Hydraulic utilities

This tutorial covers two utility modules:

  1. ``compare_series`` — model evaluation metrics (NSE, KGE, RMSE, …)

  2. ``friction_law`` — pipe/channel friction coefficients (Colebrook, Barr-Bathurst)

Part 1 — compare_series: model evaluation metrics

Compare observed vs. simulated time series using standard hydrological metrics.

[1]:
import numpy as np
from wolfhece.compare_series import (
    Nash_Sutcliffe_efficiency,
    Kling_Gupta_efficiency,
    Root_Mean_Square_Error,
    Mean_Absolute_Error,
    Pearson_Correlation_Coefficient,
)
[2]:
# Synthetic example: observed vs. simulated discharge
np.random.seed(42)
t = np.linspace(0, 10, 200)
observed  = 5.0 + 3.0 * np.sin(t) + np.random.normal(0, 0.3, len(t))
simulated = 5.1 + 2.9 * np.sin(t + 0.1)

nse  = Nash_Sutcliffe_efficiency(observed, simulated)
kge  = Kling_Gupta_efficiency(observed, simulated)
rmse = Root_Mean_Square_Error(observed, simulated)
mae  = Mean_Absolute_Error(observed, simulated)
r    = Pearson_Correlation_Coefficient(observed, simulated)
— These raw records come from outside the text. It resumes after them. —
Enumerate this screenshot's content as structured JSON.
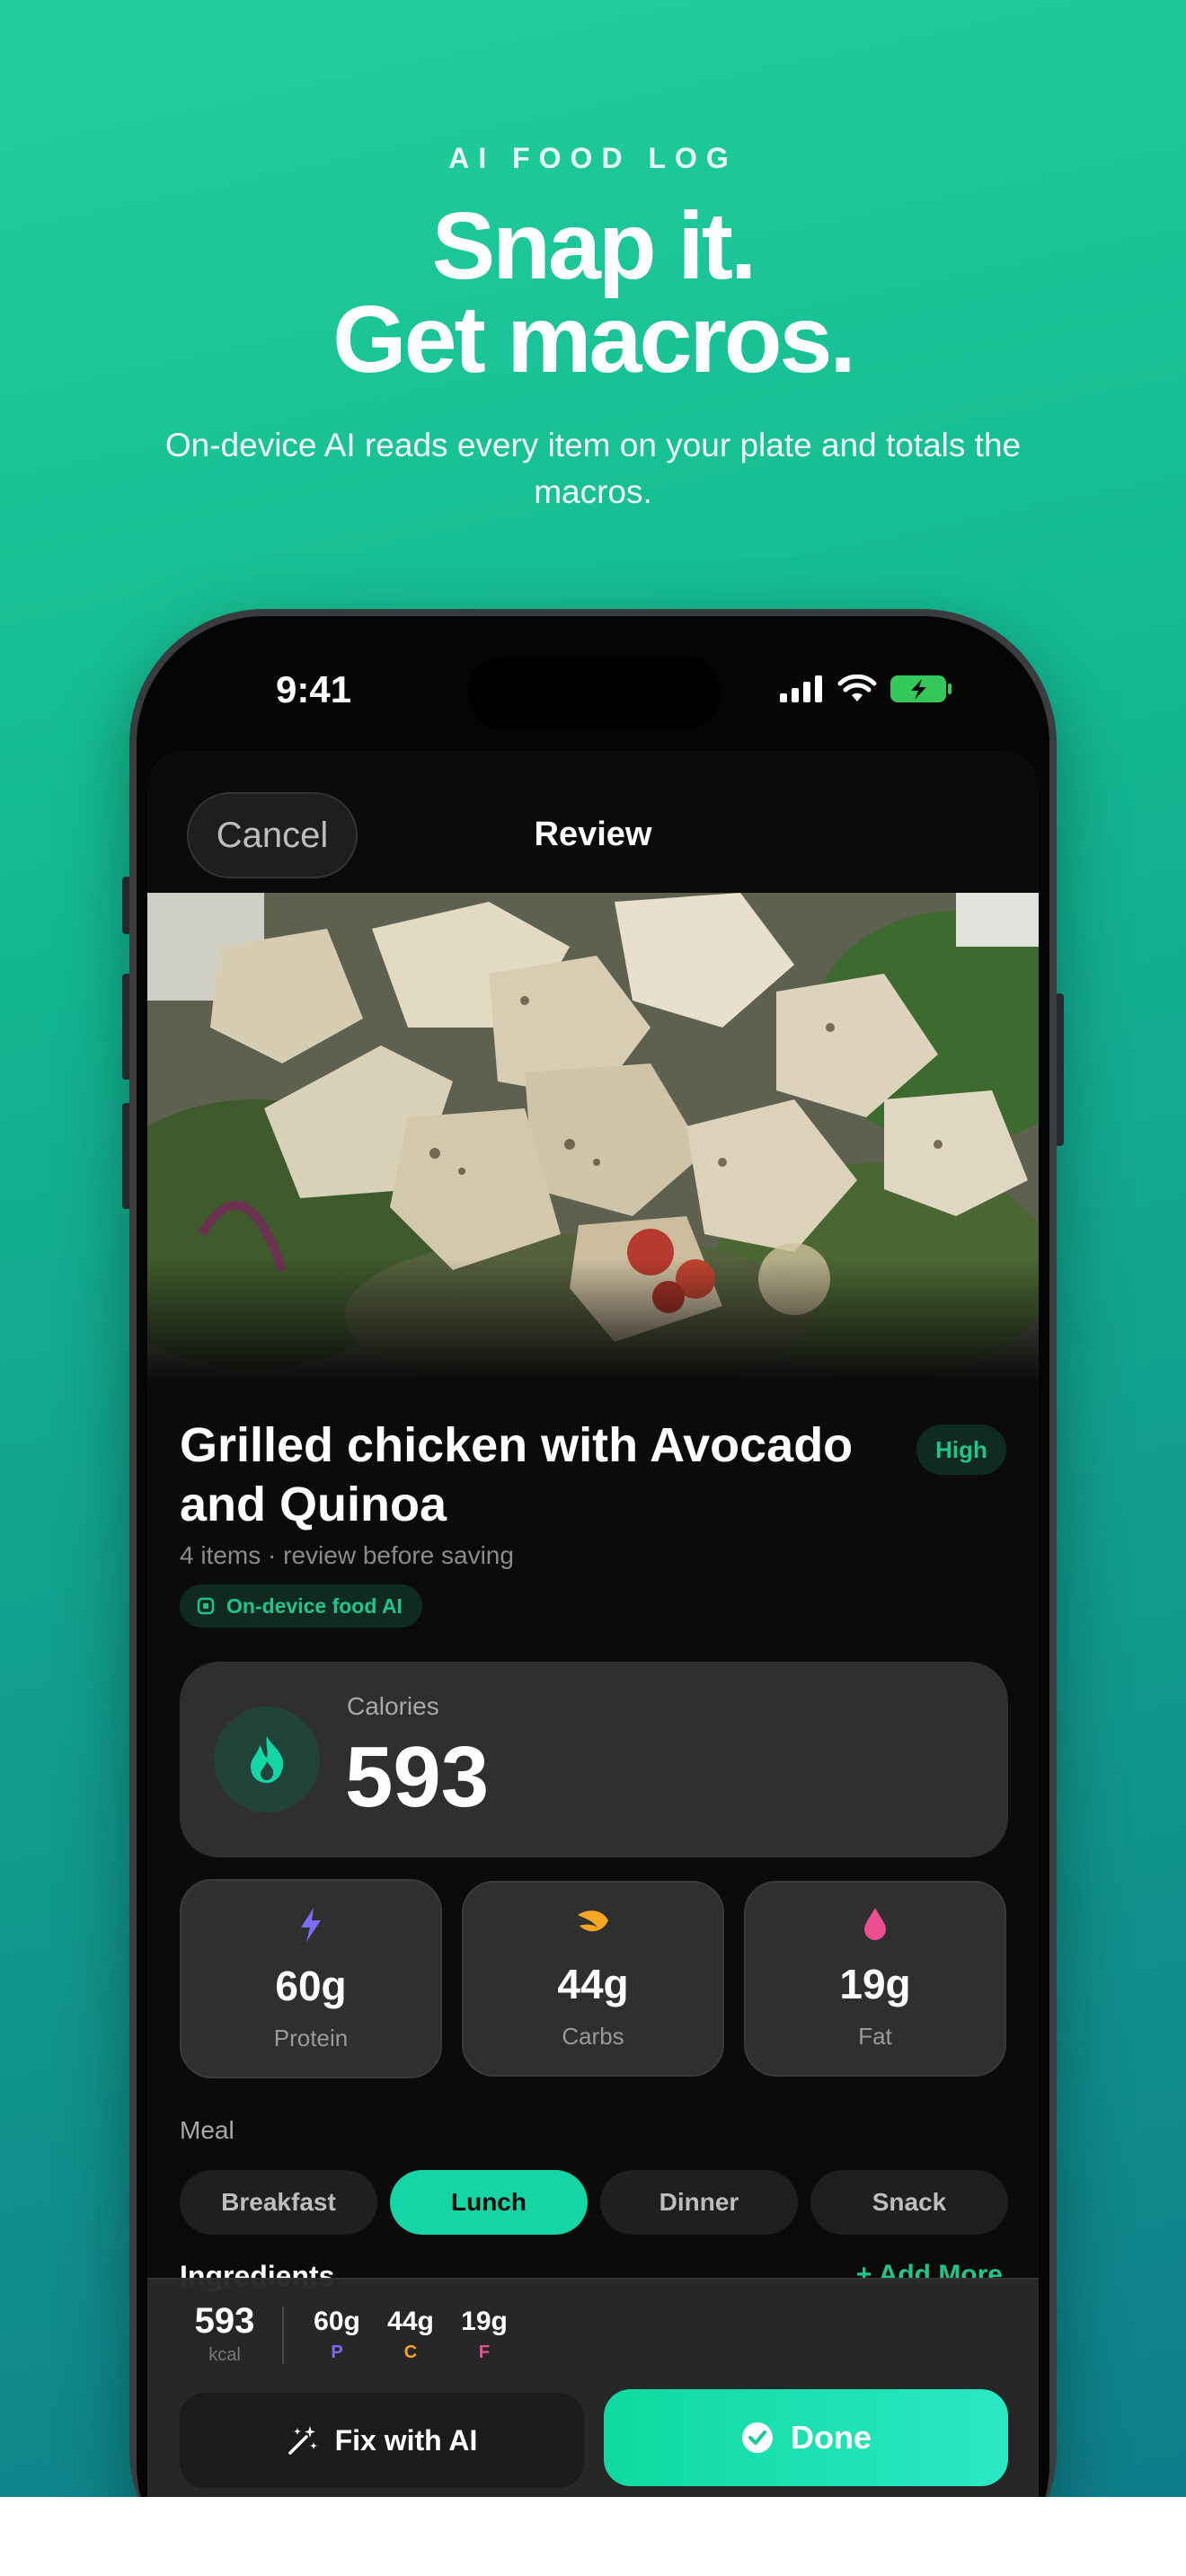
{
  "marketing": {
    "eyebrow": "AI FOOD LOG",
    "headline_line1": "Snap it.",
    "headline_line2": "Get macros.",
    "subhead": "On-device AI reads every item on your plate and totals the macros."
  },
  "status_bar": {
    "time": "9:41",
    "icons": [
      "signal-icon",
      "wifi-icon",
      "battery-charging-icon"
    ]
  },
  "nav": {
    "cancel_label": "Cancel",
    "title": "Review"
  },
  "food": {
    "photo_alt": "",
    "title": "Grilled chicken with Avocado and Quinoa",
    "confidence": "High",
    "subtitle": "4 items · review before saving",
    "ai_chip": "On-device food AI"
  },
  "calories": {
    "label": "Calories",
    "value": "593",
    "icon": "flame-icon"
  },
  "macros": [
    {
      "value": "60g",
      "label": "Protein",
      "icon": "bolt-icon",
      "color": "#7b6cf6"
    },
    {
      "value": "44g",
      "label": "Carbs",
      "icon": "leaf-icon",
      "color": "#f5a623"
    },
    {
      "value": "19g",
      "label": "Fat",
      "icon": "drop-icon",
      "color": "#ec4f8f"
    }
  ],
  "meal": {
    "label": "Meal",
    "options": [
      "Breakfast",
      "Lunch",
      "Dinner",
      "Snack"
    ],
    "selected": "Lunch"
  },
  "ingredients_peek": {
    "heading": "Ingredients",
    "add_label": "+ Add More"
  },
  "summary": {
    "kcal_value": "593",
    "kcal_unit": "kcal",
    "protein": {
      "value": "60g",
      "letter": "P",
      "color": "#7b6cf6"
    },
    "carbs": {
      "value": "44g",
      "letter": "C",
      "color": "#f5a623"
    },
    "fat": {
      "value": "19g",
      "letter": "F",
      "color": "#ec4f8f"
    }
  },
  "actions": {
    "fix_label": "Fix with AI",
    "done_label": "Done"
  },
  "colors": {
    "accent": "#14d6a4",
    "background_top": "#22cf9c",
    "background_bottom": "#0e7e8a"
  }
}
print(f"NSE  = {nse:.4f}  (1 = perfect)")
print(f"KGE  = {kge:.4f}  (1 = perfect)")
print(f"RMSE = {rmse:.4f}")
print(f"MAE  = {mae:.4f}")
print(f"r    = {r:.4f}")
NSE  = 0.9671  (1 = perfect)
KGE  = 0.9609  (1 = perfect)
RMSE = 0.3644
MAE  = 0.2981
r    = 0.9843
[3]:
import matplotlib.pyplot as plt

fig, ax = plt.subplots(figsize=(8, 3))
ax.plot(t, observed, 'k.', ms=2, label='Observed')
ax.plot(t, simulated, 'r-', label='Simulated')
ax.set_xlabel('Time'); ax.set_ylabel('Q [m³/s]')
ax.set_title(f'NSE={nse:.3f}, KGE={kge:.3f}')
ax.legend()
plt.tight_layout(); plt.show()
../_images/tutorials_hydraulic_utilities_4_0.png

Available metrics

Function

Metric

Nash_Sutcliffe_efficiency

NSE

Kling_Gupta_efficiency

KGE

modified_Kling_Gupta_efficiency

KGE’ (CV-based)

Root_Mean_Square_Error

RMSE

Mean_Absolute_Error

MAE

Mean_Absolute_Percentage_Error

MAPE

Pearson_Correlation_Coefficient

Pearson r

Spearman_Rank_Correlation_Coefficient

Spearman ρ

Dynamic_Time_Warping_distance

DTW distance

normalize_series

Normalize to [0,1]


Part 2 — friction_law: hydraulic friction coefficients

Numba-accelerated friction factor computations for pipe/channel flows.

[4]:
from wolfhece.friction_law import f_colebrook, f_barr_bathurst
[5]:
# Friction factor for a smooth pipe
k_sur_D = 0.001   # relative roughness k/D
Re = 1e5           # Reynolds number

f_cole = f_colebrook(k_sur_D, Re)
f_barr = f_barr_bathurst(k_sur_D, Re)

print(f"Colebrook      : f = {f_cole:.6f}")
print(f"Barr-Bathurst  : f = {f_barr:.6f}")
Colebrook      : f = 0.022175
Barr-Bathurst  : f = 0.022184
[6]:
# Moody diagram: f vs. Re for various roughness values
Re_values = np.logspace(3.5, 7, 200)
roughness = [0.0001, 0.001, 0.01, 0.05]

fig, ax = plt.subplots(figsize=(8, 5))
for k_D in roughness:
    f_vals = [f_colebrook(k_D, Re) for Re in Re_values]
    ax.loglog(Re_values, f_vals, label=f'k/D = {k_D}')

ax.set_xlabel('Reynolds number')
ax.set_ylabel('Friction factor f')
ax.set_title('Moody diagram (Colebrook)')
ax.legend()
ax.grid(True, which='both', alpha=0.3)
plt.tight_layout(); plt.show()
../_images/tutorials_hydraulic_utilities_9_0.png

Available functions

Function

Description

f_colebrook(k/D, Re)

Colebrook with laminar/turbulent transitions

f_colebrook_pure(k/D, Re)

Pure iterative Colebrook (turbulent only)

f_barr_bathurst(k/D, Re)

Barr-Bathurst approximation

Note: For open-channel flow, use \(Re' = 4 \cdot Re\) (hydraulic radius convention).